Ikegawa, île de Shikoku

La rivière Niyodo ("Niyodogawa") dans la préfecture de Kōchi est connue pour être l'une des rivières les plus propres du Japon. Des gens de partout au pays viennent ici en vacances pour pagayer ou camper sur ses rives. Assez de monde en tout cas pour tenir un café rentable vendant du thé local et des confiseries. C'est là que l'histoire devient intéressante. Ces thés ne proviennent pas de la grande usine JA du village. Les usines JA opèrent à très grande échelle et celle-ci, comme les autres, s'occupe principalement de vendre du thé en gros volumes à d'autres marchés. Non, ce thé provient d'une petite usine et est étiqueté localement.

Pour être honnête, cette quête du thé de Tosa s'avère plutôt triste.

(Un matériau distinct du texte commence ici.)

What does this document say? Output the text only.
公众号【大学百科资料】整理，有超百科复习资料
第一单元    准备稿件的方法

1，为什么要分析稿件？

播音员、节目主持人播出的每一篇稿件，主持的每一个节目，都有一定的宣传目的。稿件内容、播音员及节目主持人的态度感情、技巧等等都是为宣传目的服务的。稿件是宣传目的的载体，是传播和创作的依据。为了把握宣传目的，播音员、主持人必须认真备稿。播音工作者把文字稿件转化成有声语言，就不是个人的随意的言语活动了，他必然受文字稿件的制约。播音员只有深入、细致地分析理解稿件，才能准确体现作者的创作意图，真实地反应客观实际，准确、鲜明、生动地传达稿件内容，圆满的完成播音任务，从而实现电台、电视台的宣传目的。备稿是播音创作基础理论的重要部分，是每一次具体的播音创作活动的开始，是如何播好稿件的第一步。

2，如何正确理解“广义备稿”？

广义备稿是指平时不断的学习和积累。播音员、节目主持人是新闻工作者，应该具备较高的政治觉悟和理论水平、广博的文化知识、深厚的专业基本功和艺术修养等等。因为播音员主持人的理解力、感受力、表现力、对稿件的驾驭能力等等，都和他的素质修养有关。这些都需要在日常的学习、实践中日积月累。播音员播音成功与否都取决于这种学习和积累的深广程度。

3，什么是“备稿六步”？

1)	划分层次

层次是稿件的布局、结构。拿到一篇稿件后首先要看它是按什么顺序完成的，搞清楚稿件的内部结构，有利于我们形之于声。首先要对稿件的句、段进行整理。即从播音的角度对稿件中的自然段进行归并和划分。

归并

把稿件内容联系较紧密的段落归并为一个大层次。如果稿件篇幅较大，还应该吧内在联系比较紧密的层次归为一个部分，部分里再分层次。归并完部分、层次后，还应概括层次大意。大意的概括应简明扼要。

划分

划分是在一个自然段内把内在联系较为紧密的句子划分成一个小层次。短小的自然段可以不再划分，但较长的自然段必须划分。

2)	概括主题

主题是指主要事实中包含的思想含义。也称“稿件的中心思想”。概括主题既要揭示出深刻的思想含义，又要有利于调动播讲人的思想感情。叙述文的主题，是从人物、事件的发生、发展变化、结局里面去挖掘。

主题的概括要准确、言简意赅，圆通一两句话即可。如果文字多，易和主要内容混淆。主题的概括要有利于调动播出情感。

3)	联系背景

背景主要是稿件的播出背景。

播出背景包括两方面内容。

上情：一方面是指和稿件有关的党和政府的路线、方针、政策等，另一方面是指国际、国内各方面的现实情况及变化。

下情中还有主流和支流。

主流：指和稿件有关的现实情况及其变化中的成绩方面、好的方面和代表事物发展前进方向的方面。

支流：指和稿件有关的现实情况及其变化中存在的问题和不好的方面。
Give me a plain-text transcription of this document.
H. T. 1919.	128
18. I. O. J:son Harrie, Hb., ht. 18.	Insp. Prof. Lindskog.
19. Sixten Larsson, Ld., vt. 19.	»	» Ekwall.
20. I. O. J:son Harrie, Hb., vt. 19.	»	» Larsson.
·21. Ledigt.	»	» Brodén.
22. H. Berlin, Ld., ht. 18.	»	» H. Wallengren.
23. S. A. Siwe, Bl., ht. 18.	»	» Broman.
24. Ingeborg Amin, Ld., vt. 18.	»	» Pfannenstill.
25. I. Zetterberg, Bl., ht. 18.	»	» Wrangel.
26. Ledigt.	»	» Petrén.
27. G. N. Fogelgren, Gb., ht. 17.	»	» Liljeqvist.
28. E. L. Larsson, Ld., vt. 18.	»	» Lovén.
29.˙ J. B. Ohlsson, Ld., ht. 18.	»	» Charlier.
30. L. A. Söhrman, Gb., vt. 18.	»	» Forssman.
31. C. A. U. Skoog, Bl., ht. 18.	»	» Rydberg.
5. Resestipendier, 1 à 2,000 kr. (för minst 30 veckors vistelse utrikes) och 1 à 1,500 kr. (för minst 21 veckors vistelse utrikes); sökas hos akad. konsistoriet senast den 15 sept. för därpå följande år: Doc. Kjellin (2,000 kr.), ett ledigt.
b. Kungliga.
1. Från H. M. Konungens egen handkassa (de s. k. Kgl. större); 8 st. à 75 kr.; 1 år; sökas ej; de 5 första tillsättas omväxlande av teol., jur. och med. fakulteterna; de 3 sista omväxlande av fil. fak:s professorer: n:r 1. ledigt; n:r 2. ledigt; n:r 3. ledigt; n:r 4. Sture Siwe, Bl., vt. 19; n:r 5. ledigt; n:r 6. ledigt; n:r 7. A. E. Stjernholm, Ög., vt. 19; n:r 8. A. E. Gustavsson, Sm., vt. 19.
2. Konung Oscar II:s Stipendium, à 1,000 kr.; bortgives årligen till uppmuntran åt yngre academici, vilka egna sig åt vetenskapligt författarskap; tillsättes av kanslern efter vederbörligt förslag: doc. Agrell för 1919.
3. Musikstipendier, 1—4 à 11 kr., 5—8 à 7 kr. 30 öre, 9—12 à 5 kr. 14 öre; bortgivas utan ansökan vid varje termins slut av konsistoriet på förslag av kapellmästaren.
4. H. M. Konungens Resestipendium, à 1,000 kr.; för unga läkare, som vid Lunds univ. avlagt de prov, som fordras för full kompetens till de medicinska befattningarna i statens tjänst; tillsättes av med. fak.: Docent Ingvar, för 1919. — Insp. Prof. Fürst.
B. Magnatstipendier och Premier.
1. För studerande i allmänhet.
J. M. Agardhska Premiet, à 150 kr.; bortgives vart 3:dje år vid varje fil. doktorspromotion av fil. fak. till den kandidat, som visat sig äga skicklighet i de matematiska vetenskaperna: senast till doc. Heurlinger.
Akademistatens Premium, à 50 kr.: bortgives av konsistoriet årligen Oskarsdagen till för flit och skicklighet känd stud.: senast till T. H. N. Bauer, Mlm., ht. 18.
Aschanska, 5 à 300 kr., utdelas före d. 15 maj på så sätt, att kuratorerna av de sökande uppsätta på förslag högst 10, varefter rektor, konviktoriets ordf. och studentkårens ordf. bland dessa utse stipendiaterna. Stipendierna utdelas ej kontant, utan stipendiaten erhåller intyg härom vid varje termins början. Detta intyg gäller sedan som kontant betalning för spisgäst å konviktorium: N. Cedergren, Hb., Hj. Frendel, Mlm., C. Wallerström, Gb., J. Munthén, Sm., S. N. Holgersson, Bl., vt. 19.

La chasse est excitante, certes, mais partout où je fouille, les signes pointent vers une industrie en voie de disparition dans ces régions rurales du Japon. Les agriculteurs âgés travaillent partout bien au-delà de la retraite et aucun d'entre eux n'a de plan de relève. Leurs champs de thé sont soit abandonnés, soit réaffectés à une industrie agricole plus rentable. 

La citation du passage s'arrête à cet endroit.